Chi era Ataturk

ataturkIl nome di battesimo di quello che viene considerato il padre della Turchia moderna è Mustafa Kemal, detto Ataturk, cioè padre dei turchi e Gazi, il vittorioso. È stato un generale, uomo politico e patriota turco, fondatore e primo presidente dell’attuale repubblica turca retta da Recep Erdogan. La carriera militare inizia sotto l’egida del decadente Impero Ottomano, alla vigilia dello scoppio della Prima Guerra Mondiale. Combatte contro l’Italia nella guerra di Libia nel 1911-1912 e soprattutto si distingue nella prima guerra mondiale, in particolare nella vittoriosa battaglia di Gallipoli, una delle più sanguinose e cruente del conflitto. Fu però dopo la guerra e in seguito all’armistizio e alla pace di Versailles che Mustafa Kemal assunse la guida del suo popolo.

Insoddisfatto del comportamento del sultano Mehmed VI, che aveva accettato tutte le clausole imposte dai vincitori (Inghilterra, Italia, Usa e Francia) che prevedevano sostanzialmente uno smembramento dell’impero ottomano e una riduzione sostanziale del territorio turco, Ataturk non si diede per vinto e pronunciò il proclama di Amasya, di condanna del governo e a favore dell’unità del paese.

Nell’aprile del 1920 riunì ad Ankara una grande assemblea nazionale, che lo elesse presidente, e come primo atto disconobbe la pace di Sevres, che assicurava a Italia, Grecia e gli altri alleati un controllo di una parte sensibile dell’attuale territorio turco. Grazie a una serie di brillanti vittorie contro i greci, riuscì a imporre loro l’armistizio.

Ne nacque un nuovo nazionalismo turco, che abolì il sultanato ottomano, dando semplicemente al califfo dei poteri solamente spirituali. Abilissimo in diplomazia, venne a patti con l’Italia e le altre potenze europee firmando la pace di Losanna, nel 1923, che assicurava la completa indipendenza e integrità territoriale della Turchia. Fece pertanto proclamare la nascita della repubblica Turca, diventando il dominus e presidente effettivo, grazia anche al ruolo svolto dal suo partito e spostando la capitale in Ankara, al centro del paese, per controllare meglio la situazione politica.

Ataturk finita questa fase bellicosa, si dedicò a consolidare la crescita del proprio paese, inaugurando una lunga stagione di pace, avviando rapporti di pace con la Russia, destinati a logorarsi, con la Grecia, la Romania e la Iugoslavia. Fu inoltre favorevole a una pace duratura con Iraq, Iran e Afghanistan, rappresentando un forte modello di stabilizzazione dell’area.

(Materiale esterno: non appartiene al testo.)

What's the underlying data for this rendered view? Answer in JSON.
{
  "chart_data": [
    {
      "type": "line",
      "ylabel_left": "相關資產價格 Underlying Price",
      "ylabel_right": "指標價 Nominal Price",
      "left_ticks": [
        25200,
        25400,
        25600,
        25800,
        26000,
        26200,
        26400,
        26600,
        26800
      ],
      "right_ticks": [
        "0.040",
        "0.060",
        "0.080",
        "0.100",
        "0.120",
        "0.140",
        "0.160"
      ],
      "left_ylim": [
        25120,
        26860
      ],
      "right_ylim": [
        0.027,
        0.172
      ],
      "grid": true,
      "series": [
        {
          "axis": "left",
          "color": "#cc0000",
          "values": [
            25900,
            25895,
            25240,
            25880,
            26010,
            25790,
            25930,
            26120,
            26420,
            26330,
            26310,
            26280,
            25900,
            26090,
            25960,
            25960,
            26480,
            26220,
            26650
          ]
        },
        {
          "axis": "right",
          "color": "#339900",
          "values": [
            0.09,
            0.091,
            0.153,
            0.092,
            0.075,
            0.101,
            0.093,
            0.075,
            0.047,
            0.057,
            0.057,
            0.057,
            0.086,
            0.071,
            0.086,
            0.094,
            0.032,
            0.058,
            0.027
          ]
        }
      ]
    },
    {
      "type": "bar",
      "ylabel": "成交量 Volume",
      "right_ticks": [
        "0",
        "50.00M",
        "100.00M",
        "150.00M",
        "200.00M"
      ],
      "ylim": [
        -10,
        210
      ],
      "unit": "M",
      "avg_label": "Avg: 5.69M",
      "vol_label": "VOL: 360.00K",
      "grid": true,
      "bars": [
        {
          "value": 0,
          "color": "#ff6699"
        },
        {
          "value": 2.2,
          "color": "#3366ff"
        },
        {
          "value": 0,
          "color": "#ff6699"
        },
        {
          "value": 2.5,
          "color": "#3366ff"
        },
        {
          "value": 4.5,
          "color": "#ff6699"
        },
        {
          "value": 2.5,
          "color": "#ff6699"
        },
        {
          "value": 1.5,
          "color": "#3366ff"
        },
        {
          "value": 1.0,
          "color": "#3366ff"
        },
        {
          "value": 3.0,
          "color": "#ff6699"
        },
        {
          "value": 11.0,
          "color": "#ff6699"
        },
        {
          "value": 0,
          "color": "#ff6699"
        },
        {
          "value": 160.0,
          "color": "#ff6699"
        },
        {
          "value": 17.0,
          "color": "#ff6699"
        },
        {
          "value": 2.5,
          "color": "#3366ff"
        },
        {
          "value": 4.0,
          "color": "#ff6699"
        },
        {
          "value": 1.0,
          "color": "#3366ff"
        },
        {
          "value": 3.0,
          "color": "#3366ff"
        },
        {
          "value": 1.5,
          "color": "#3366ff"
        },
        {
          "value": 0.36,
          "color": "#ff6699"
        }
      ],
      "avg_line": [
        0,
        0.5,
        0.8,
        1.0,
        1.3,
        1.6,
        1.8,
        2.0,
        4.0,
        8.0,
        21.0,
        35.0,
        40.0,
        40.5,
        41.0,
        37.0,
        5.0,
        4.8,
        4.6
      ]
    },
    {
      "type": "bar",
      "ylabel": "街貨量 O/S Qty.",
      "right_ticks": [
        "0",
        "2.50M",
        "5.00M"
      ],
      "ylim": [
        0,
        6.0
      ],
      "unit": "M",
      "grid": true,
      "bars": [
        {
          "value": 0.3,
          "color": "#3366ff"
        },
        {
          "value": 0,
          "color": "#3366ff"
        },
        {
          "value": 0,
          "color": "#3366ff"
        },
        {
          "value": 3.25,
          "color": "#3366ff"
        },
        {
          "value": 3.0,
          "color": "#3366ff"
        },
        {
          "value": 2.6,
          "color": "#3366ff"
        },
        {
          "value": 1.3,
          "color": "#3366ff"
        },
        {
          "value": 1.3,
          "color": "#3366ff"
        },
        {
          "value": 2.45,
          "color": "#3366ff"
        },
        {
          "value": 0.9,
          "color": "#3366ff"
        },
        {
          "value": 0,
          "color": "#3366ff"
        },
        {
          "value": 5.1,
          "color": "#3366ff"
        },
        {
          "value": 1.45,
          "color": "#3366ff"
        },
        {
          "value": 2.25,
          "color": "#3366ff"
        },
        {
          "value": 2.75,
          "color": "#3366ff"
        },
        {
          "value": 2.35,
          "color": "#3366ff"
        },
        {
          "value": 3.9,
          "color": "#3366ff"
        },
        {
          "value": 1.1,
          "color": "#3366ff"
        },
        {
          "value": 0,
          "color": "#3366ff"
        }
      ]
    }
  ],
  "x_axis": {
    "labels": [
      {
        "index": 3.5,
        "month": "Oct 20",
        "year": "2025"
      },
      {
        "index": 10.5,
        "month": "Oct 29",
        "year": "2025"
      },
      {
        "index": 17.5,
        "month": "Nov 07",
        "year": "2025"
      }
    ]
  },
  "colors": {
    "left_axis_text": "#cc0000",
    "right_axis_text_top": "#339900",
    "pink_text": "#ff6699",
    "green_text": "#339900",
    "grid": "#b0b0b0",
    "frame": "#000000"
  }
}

In politica interna Ataturk esercitò in modo franco ed efficace tutti i poteri che gli aveva conferito la Costituzione, ispirandosi al modello di sviluppo occidentale, desideroso di elevare la Turchia al rango di quelle che venivano considerate le potenze dell’epoca. Impose pertanto delle riforme che riguardarono tutti gli aspetti della vita religiosa, civile e politica del paese.

L’aspetto più importante e che crea frizioni anche oggi, con il partito dei fratelli musulmani di Erdogan, con forti aspirazioni islamiste, e perciò visto con sospetto dall’Occidente, è che nel 1938 dichiarò l’Islam come una religione qualunque, facendola cessare dal ruolo di religione di stato. Fu introdotto l’uso del turco in luogo dell’arabo per i riti pubblici, fu sostituita la domenica al venerdì come giorno festivo, si stabilì la limitazione del numero delle moschee e il divieto ai ministri di culto di vestire abiti religiosi al di fuori degli stessi edifici.

Fu Ataturk il primo a dare inizio alle repressioni delle minoranze linguistiche come i curdi, ma le repressioni riguardavano anche le leggi religiose, sostituite da quelli civili. Ovunque l’insegnamento fu unificato: si usò l’alfabeto latino al posto dei segni arabi, introdusse delle società storiche e linguistiche incaricate di portare a termine questo processo di occidentalizzazione, che colpi e favori in qualche modo le donne. Nel 1934 l’assemblea nazionale gli conferì il titolo di Ataturk. Il suo ruolo è stato sempre visto in modo ambivalente: il suo carattere duro e intransigente non ha certo favorito la democratizzazione del paese, perché ha comunque conferito all’esercito il ruolo di guardiano delle istituzioni laiche. Ruolo che ha portato a numerosi colpi di stato, come l’ultimo di venerdì 15 luglio 2016.